# Machine Learning using Cross Validation

In [9]:
import pandas as pd
from sklearn.model_selection import train_test_split
# Read the data
data = pd.read_csv('./tmp/melb_data.csv')

# Select usbset of predictors
cols_to_use = ['Rooms', 'Distance', 'Landsize', 'BuildingArea', 'YearBuilt']
X = data[cols_to_use]

# Select target
y = data.Price

# Seperate data into training and validation sets
X_train, X_valid, y_train, y_valid = train_test_split(X, y, train_size = 0.8, random_state=0)

In [10]:
from sklearn.ensemble import RandomForestRegressor
from sklearn.pipeline import Pipeline
from sklearn.impute import SimpleImputer

my_pipeline = Pipeline(steps=[
    ('preprocessor', SimpleImputer()),
    ('model', RandomForestRegressor(n_estimators=80, random_state=0))
])

Scikit-learn has a convention where all metrics are defined so a high number is better. Using negatives here allows them to be consistent with that convention, though negative MAE is almost unheard of elsewhere.
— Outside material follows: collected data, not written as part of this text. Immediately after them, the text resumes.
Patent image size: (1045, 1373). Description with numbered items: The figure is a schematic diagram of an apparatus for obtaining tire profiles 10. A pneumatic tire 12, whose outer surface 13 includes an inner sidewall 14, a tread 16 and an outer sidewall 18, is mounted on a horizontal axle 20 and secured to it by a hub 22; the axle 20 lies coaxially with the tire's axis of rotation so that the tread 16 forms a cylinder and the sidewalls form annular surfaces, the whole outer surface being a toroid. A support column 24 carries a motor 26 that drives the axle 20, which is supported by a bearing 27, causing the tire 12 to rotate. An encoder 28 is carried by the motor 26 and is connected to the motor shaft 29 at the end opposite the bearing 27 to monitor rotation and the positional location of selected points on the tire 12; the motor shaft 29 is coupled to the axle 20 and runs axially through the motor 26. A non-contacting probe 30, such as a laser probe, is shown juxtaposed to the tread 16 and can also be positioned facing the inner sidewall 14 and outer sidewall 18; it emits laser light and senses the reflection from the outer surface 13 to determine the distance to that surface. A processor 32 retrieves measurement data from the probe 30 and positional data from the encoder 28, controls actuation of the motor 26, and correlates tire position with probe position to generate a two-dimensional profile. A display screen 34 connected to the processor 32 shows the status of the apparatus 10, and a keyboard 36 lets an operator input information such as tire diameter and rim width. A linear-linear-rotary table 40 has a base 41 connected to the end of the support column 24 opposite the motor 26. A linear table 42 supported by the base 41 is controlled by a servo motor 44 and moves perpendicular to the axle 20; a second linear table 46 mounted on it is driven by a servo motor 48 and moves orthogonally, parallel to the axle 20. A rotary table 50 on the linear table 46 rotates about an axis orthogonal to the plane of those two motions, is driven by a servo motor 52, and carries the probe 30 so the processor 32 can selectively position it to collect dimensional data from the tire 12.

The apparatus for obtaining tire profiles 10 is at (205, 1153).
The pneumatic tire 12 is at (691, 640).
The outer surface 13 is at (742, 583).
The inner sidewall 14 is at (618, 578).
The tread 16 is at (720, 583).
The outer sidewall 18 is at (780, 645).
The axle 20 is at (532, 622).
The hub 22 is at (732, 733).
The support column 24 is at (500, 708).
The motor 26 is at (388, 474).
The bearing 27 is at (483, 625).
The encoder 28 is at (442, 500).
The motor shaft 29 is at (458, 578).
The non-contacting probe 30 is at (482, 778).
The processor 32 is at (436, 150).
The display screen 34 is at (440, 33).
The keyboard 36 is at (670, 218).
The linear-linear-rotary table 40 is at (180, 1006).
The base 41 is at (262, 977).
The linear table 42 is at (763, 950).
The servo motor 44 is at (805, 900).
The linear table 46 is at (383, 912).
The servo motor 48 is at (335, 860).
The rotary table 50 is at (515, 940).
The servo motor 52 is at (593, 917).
For more info, see [scikit_learn](https://scikit-learn.org/stable/modules/model_evaluation.html) documentation.

In [11]:
from sklearn.model_selection import cross_val_score

# Multiply by -1 since sklearn calculate negative MAE
scores = -1 * cross_val_score(my_pipeline, X, y, cv=5, scoring='neg_mean_absolute_error')
print(scores)

[301620.65761152 302450.87845854 286030.87454361 235172.22588306
 259620.74982788]


In [12]:
print(scores.mean())

276979.0772649233


## XGBoost 

XGBoost has a few parameters that can dramatically affect accuracy and training speed. The first parameters you should understand are:

- **n_estimators** specifies how many times to go through the modeling cycle described above. It is equal to the number of models that we include in the ensemble.

Too low a value causes underfitting, which leads to inaccurate predictions on both training data and test data.
Too high a value causes overfitting, which causes accurate predictions on training data, but inaccurate predictions on test data (which is what we care about).
Typical values range from 100-1000, though this depends a lot on the learning_rate parameter discussed below.

- **early_stopping_rounds** offers a way to automatically find the ideal value for n_estimators. Early stopping causes the model to stop iterating when the validation score stops improving, even if we aren't at the hard stop for n_estimators. It's smart to set a high value for n_estimators and then use early_stopping_rounds to find the optimal time to stop iterating.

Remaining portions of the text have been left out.